If you were to slip on your kitchen floor this morning, conk your head and develop temporary amnesia, there is one thing you could easily figure out - where you live.

Just walk out on the front porch and look at the number on your door or mailbox. Then look for the nearest street sign bearing the name of the street your house faces.

You may not know who you are, but you'll know where you live.

But things are not so simple for the leadership of the Ohio Republican Party (ORP); and they haven't even been conked on the head, not that we know of.

The Republicans in Columbus are having a hard time remembering where they live.

You see, they recently bought a two-story, Colonial-style office building on the south end of downtown Columbus, sank about $1.5 million into it, and turned it into their new state-of-the-art headquarters.

The building sits at the corner of Rich Street and South Fifth Street. It used to be the home of Business First, a Columbus business publication.
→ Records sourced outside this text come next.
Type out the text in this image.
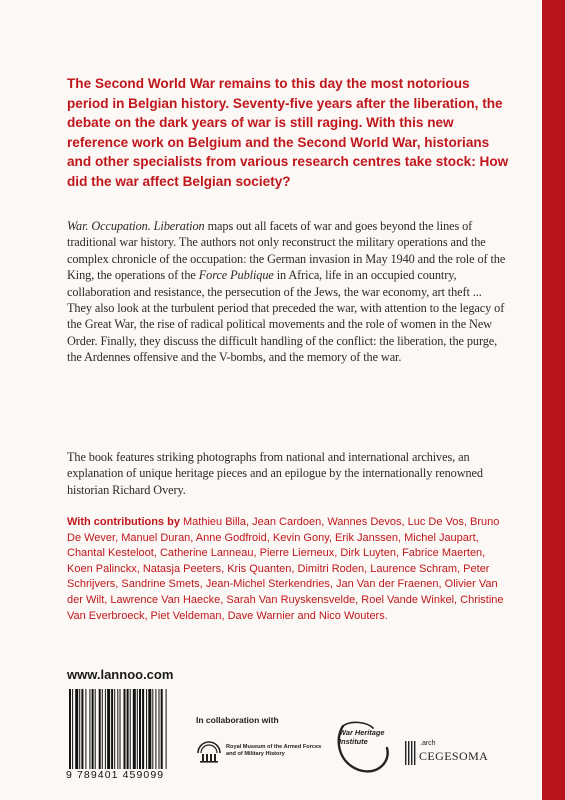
The Second World War remains to this day the most notorious period in Belgian history. Seventy-five years after the liberation, the debate on the dark years of war is still raging. With this new reference work on Belgium and the Second World War, historians and other specialists from various research centres take stock: How did the war affect Belgian society?

War. Occupation. Liberation maps out all facets of war and goes beyond the lines of traditional war history. The authors not only reconstruct the military operations and the complex chronicle of the occupation: the German invasion in May 1940 and the role of the King, the operations of the Force Publique in Africa, life in an occupied country, collaboration and resistance, the persecution of the Jews, the war economy, art theft ... They also look at the turbulent period that preceded the war, with attention to the legacy of the Great War, the rise of radical political movements and the role of women in the New Order. Finally, they discuss the difficult handling of the conflict: the liberation, the purge, the Ardennes offensive and the V-bombs, and the memory of the war.

The book features striking photographs from national and international archives, an explanation of unique heritage pieces and an epilogue by the internationally renowned historian Richard Overy.

With contributions by Mathieu Billa, Jean Cardoen, Wannes Devos, Luc De Vos, Bruno De Wever, Manuel Duran, Anne Godfroid, Kevin Gony, Erik Janssen, Michel Jaupart, Chantal Kesteloot, Catherine Lanneau, Pierre Lierneux, Dirk Luyten, Fabrice Maerten, Koen Palinckx, Natasja Peeters, Kris Quanten, Dimitri Roden, Laurence Schram, Peter Schrijvers, Sandrine Smets, Jean-Michel Sterkendries, Jan Van der Fraenen, Olivier Van der Wilt, Lawrence Van Haecke, Sarah Van Ruyskensvelde, Roel Vande Winkel, Christine Van Everbroeck, Piet Veldeman, Dave Warnier and Nico Wouters.

www.lannoo.com

9 789401 459099
In collaboration with
Royal Museum of the Armed Forces and of Military History
War Heritage Institute	.arch
CEGESOMA
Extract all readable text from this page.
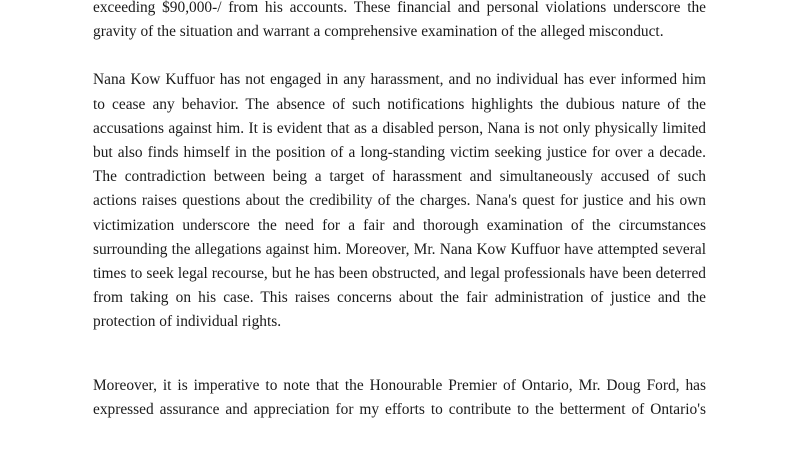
exceeding $90,000-/ from his accounts. These financial and personal violations underscore the
gravity of the situation and warrant a comprehensive examination of the alleged misconduct.

Nana Kow Kuffuor has not engaged in any harassment, and no individual has ever informed him
to cease any behavior. The absence of such notifications highlights the dubious nature of the
accusations against him. It is evident that as a disabled person, Nana is not only physically limited
but also finds himself in the position of a long-standing victim seeking justice for over a decade.
The contradiction between being a target of harassment and simultaneously accused of such
actions raises questions about the credibility of the charges. Nana's quest for justice and his own
victimization underscore the need for a fair and thorough examination of the circumstances
surrounding the allegations against him. Moreover, Mr. Nana Kow Kuffuor have attempted several
times to seek legal recourse, but he has been obstructed, and legal professionals have been deterred
from taking on his case. This raises concerns about the fair administration of justice and the
protection of individual rights.

Moreover, it is imperative to note that the Honourable Premier of Ontario, Mr. Doug Ford, has
expressed assurance and appreciation for my efforts to contribute to the betterment of Ontario's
When Business First lived there, it listed its address as 200 E. Rich St., which only made sense, since the front door is only about 10 feet from the curb of Rich Street.
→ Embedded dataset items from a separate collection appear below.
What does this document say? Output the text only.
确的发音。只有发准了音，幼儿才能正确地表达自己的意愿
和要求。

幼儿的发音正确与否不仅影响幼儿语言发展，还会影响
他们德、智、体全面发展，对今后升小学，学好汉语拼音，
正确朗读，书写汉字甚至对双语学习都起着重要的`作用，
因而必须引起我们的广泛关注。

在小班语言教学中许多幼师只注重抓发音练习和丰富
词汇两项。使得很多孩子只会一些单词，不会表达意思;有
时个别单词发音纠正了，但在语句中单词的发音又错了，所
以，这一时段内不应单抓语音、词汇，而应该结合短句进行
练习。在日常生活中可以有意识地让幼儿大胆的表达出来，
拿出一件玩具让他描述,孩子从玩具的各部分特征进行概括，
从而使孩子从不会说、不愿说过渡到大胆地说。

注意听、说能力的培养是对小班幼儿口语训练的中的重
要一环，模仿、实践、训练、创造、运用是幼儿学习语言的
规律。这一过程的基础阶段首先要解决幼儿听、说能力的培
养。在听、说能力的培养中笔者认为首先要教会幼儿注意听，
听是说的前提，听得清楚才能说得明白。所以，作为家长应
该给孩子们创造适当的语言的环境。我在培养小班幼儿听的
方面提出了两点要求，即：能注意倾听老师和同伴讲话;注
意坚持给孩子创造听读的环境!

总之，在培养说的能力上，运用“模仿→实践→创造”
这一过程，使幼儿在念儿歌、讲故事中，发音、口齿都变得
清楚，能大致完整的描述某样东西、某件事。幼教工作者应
But when the Republicans moved in, somebody decided that it probably wouldn't be a good idea for a political party that has a long-standing reputation as being the champions of capital gains tax cuts and trickle-down economics to have the words Rich Street on the party letterhead.

So the sensitive souls down at the ORP looked around the corner and decided that, rather than bear the brunt of endless jokes from the Ohio Democratic Party (which resides on Broad Street, by the way), they would just call themselves the Ohio Republican Party at 211 S. Fifth St.
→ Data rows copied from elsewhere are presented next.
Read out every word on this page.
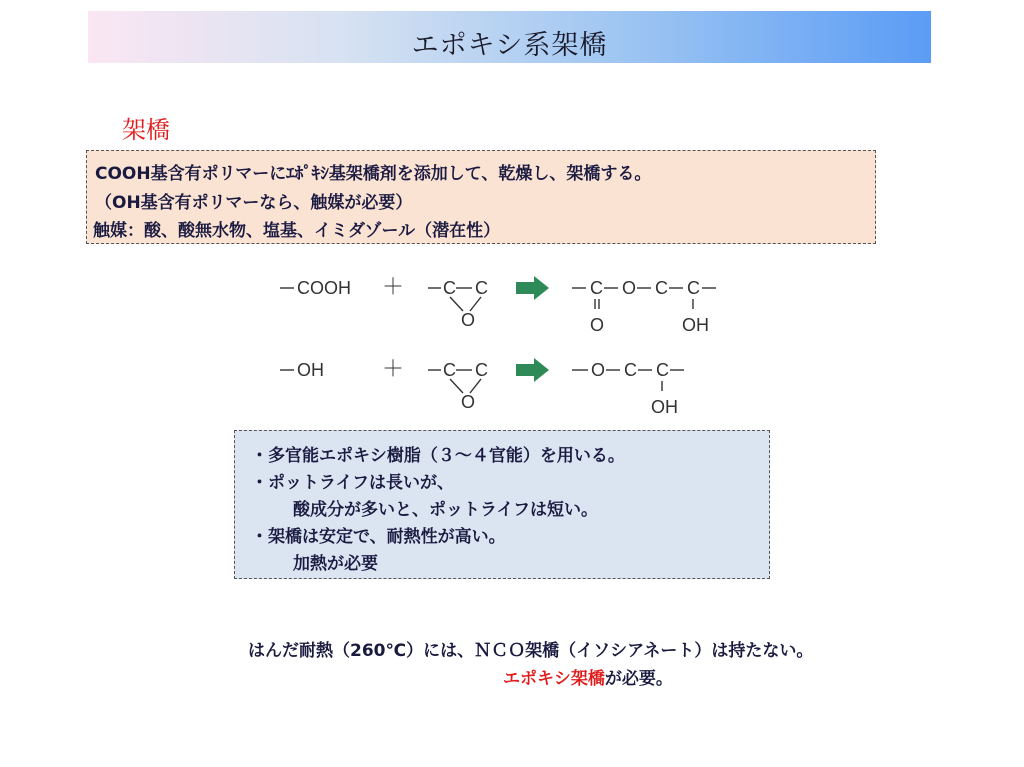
エポキシ系架橋
架橋
COOH基含有ポリマーにｴﾎﾟｷｼ基架橋剤を添加して、乾燥し、架橋する。
（OH基含有ポリマーなら、触媒が必要）
触媒：酸、酸無水物、塩基、イミダゾール（潜在性）
COOH ＋ C C
O
C O C C
O	OH
OH	＋ C C
O
O C C
OH
・多官能エポキシ樹脂（３～４官能）を用いる。
・ポットライフは長いが、
酸成分が多いと、ポットライフは短い。
・架橋は安定で、耐熱性が高い。
加熱が必要
はんだ耐熱（260℃）には、ＮＣＯ架橋（イソシアネート）は持たない。
エポキシ架橋が必要。
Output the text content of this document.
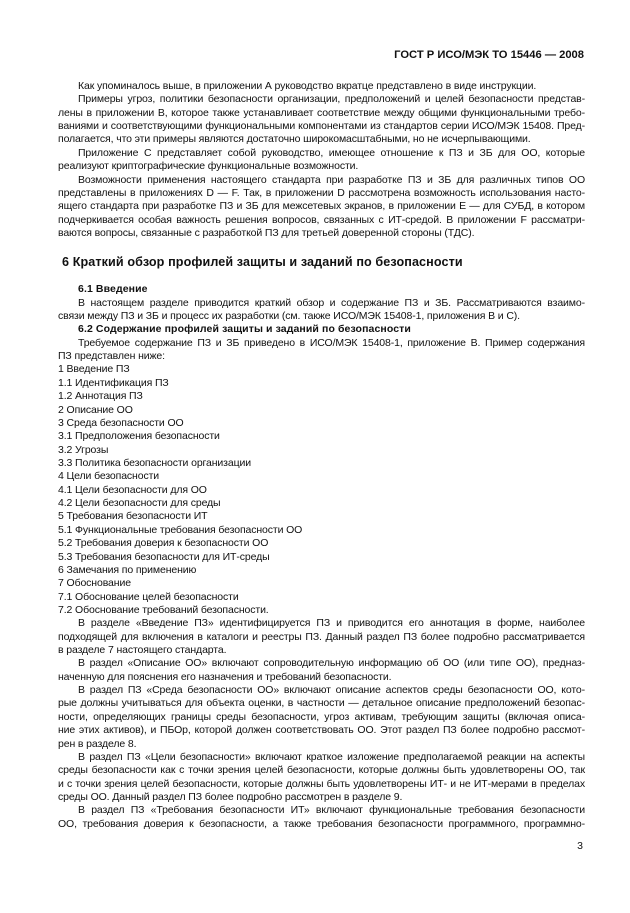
ГОСТ Р ИСО/МЭК ТО 15446 — 2008
Как упоминалось выше, в приложении А руководство вкратце представлено в виде инструкции.
Примеры угроз, политики безопасности организации, предположений и целей безопасности представ-
лены в приложении В, которое также устанавливает соответствие между общими функциональными требо-
ваниями и соответствующими функциональными компонентами из стандартов серии ИСО/МЭК 15408. Пред-
полагается, что эти примеры являются достаточно широкомасштабными, но не исчерпывающими.
Приложение С представляет собой руководство, имеющее отношение к ПЗ и ЗБ для ОО, которые
реализуют криптографические функциональные возможности.
Возможности применения настоящего стандарта при разработке ПЗ и ЗБ для различных типов ОО
представлены в приложениях D — F. Так, в приложении D рассмотрена возможность использования насто-
ящего стандарта при разработке ПЗ и ЗБ для межсетевых экранов, в приложении Е — для СУБД, в котором
подчеркивается особая важность решения вопросов, связанных с ИТ-средой. В приложении F рассматри-
ваются вопросы, связанные с разработкой ПЗ для третьей доверенной стороны (ТДС).
6 Краткий обзор профилей защиты и заданий по безопасности
6.1 Введение
В настоящем разделе приводится краткий обзор и содержание ПЗ и ЗБ. Рассматриваются взаимо-
связи между ПЗ и ЗБ и процесс их разработки (см. также ИСО/МЭК 15408-1, приложения В и С).
6.2 Содержание профилей защиты и заданий по безопасности
Требуемое содержание ПЗ и ЗБ приведено в ИСО/МЭК 15408-1, приложение В. Пример содержания
ПЗ представлен ниже:
1 Введение ПЗ
1.1 Идентификация ПЗ
1.2 Аннотация ПЗ
2 Описание ОО
3 Среда безопасности ОО
3.1 Предположения безопасности
3.2 Угрозы
3.3 Политика безопасности организации
4 Цели безопасности
4.1 Цели безопасности для ОО
4.2 Цели безопасности для среды
5 Требования безопасности ИТ
5.1 Функциональные требования безопасности ОО
5.2 Требования доверия к безопасности ОО
5.3 Требования безопасности для ИТ-среды
6 Замечания по применению
7 Обоснование
7.1 Обоснование целей безопасности
7.2 Обоснование требований безопасности.
В разделе «Введение ПЗ» идентифицируется ПЗ и приводится его аннотация в форме, наиболее
подходящей для включения в каталоги и реестры ПЗ. Данный раздел ПЗ более подробно рассматривается
в разделе 7 настоящего стандарта.
В раздел «Описание ОО» включают сопроводительную информацию об ОО (или типе ОО), предназ-
наченную для пояснения его назначения и требований безопасности.
В раздел ПЗ «Среда безопасности ОО» включают описание аспектов среды безопасности ОО, кото-
рые должны учитываться для объекта оценки, в частности — детальное описание предположений безопас-
ности, определяющих границы среды безопасности, угроз активам, требующим защиты (включая описа-
ние этих активов), и ПБОр, которой должен соответствовать ОО. Этот раздел ПЗ более подробно рассмот-
рен в разделе 8.
В раздел ПЗ «Цели безопасности» включают краткое изложение предполагаемой реакции на аспекты
среды безопасности как с точки зрения целей безопасности, которые должны быть удовлетворены ОО, так
и с точки зрения целей безопасности, которые должны быть удовлетворены ИТ- и не ИТ-мерами в пределах
среды ОО. Данный раздел ПЗ более подробно рассмотрен в разделе 9.
В раздел ПЗ «Требования безопасности ИТ» включают функциональные требования безопасности
ОО, требования доверия к безопасности, а также требования безопасности программного, программно-
3
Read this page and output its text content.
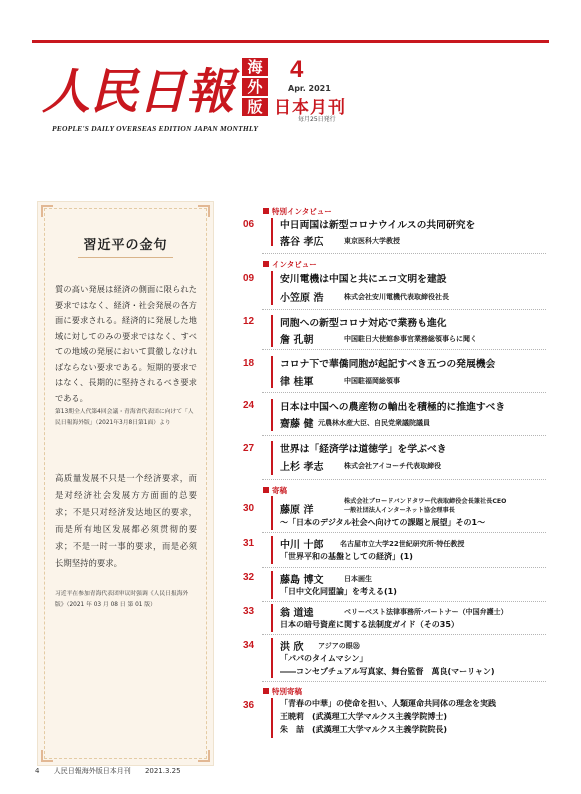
人民日報 海
外
版
4
Apr. 2021
日本月刊
毎月25日発行
PEOPLE'S DAILY OVERSEAS EDITION JAPAN MONTHLY
習近平の金句
質の高い発展は経済の側面に限られた要求ではなく、経済・社会発展の各方面に要求される。経済的に発展した地域に対してのみの要求ではなく、すべての地域の発展において貫徹しなければならない要求である。短期的要求ではなく、長期的に堅持されるべき要求である。
第13期全人代第4回会議・青海省代表団に向けて「人民日報海外版」（2021年3月8日第1面）より
高质量发展不只是一个经济要求，而是对经济社会发展方方面面的总要求；不是只对经济发达地区的要求，而是所有地区发展都必须贯彻的要求；不是一时一事的要求，而是必须长期坚持的要求。
习近平在参加青海代表团审议时强调《人民日报海外版》（2021 年 03 月 08 日 第 01 版）
特別インタビュー
06	中日両国は新型コロナウイルスの共同研究を
落谷 孝広	東京医科大学教授
インタビュー
09	安川電機は中国と共にエコ文明を建設
小笠原 浩	株式会社安川電機代表取締役社長
12	同胞への新型コロナ対応で業務も進化
詹 孔朝	中国駐日大使館参事官業務総領事らに聞く
18	コロナ下で華僑同胞が起記すべき五つの発展機会
律 桂軍	中国駐福岡総領事
24	日本は中国への農産物の輸出を積極的に推進すべき
齋藤 健 元農林水産大臣、自民党衆議院議員
27	世界は「経済学は道徳学」を学ぶべき
上杉 孝志	株式会社アイコーチ代表取締役
寄稿
30	藤原 洋
株式会社ブロードバンドタワー代表取締役会長兼社長CEO
一般社団法人インターネット協会理事長
～「日本のデジタル社会へ向けての課題と展望」その1～
31	中川 十郎 名古屋市立大学22世紀研究所·特任教授
「世界平和の基盤としての経済」(1)
32	藤島 博文	日本画生
「日中文化同盟論」を考える(1)
33	翁 道逵	ベリーベスト法律事務所·パートナー（中国弁護士）
日本の暗号資産に関する法制度ガイド（その35）
34	洪 欣 アジアの眼㉘
「パパのタイムマシン」
――コンセプチュアル写真家、舞台監督　萬良(マーリャン)
特別寄稿
36	「青春の中華」の使命を担い、人類運命共同体の理念を実践
王暁莉　(武漢理工大学マルクス主義学院博士)
朱　喆　(武漢理工大学マルクス主義学院院長)
4 人民日報海外版日本月刊 2021.3.25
We can only imagine what they might have done had they bought a building on Gay Street, another downtown Columbus avenue.

Friday morning, while party leaders were getting ready for a grand opening ceremony for their new headquarters building, we took a stroll around the building and found no door on the South Fifth Street side. The only entrance we could find was a set of windows, and you'd have to jimmy those to get in. We doubt if the mail carrier will be crawling in the South Fifth Street window to deliver those envelopes with checks from the party faithful.

So, Friday morning, the crowd gathered on the Rich Street side and "rich" remained a word that is not spoken at 211 S. Fifth St. Neither is "deal," as in the claim that ORP leaders cut a deal with Bob Taft seven years ago to get him out of the gubernatorial race, where he was set to challenge George Voinovich, and into the secretary of state's race.

The "deal," as reported back then, was that Mr. Taft would get a free shot and a clear field for the gubernatorial nomination in 1998. Mr. Taft, of course, was elected secretary of state, and is now running for governor; but State Treasurer J. Kenneth Blackwell is threatening to challenge him next spring; and decries the Taft "deal" at every turn.

Lately, with the heat from Mr. Blackwell increasing, ORP chairman Bob Bennett has gone out of his way on numerous occasions to say that there never was a deal, just a commitment from the state and national parties to help fund Mr. Taft's run for secretary of state.

Mr. Bennett, in fact, seems to be getting frustrated by Mr. Blackwell's talk of the Taft "deal" and the repeated references to it in the statewide press.

It's getting so bad he may have to start sneaking into party headquarters through the Rich Street door.

Howard Wilkinson's politics column appears Sundays.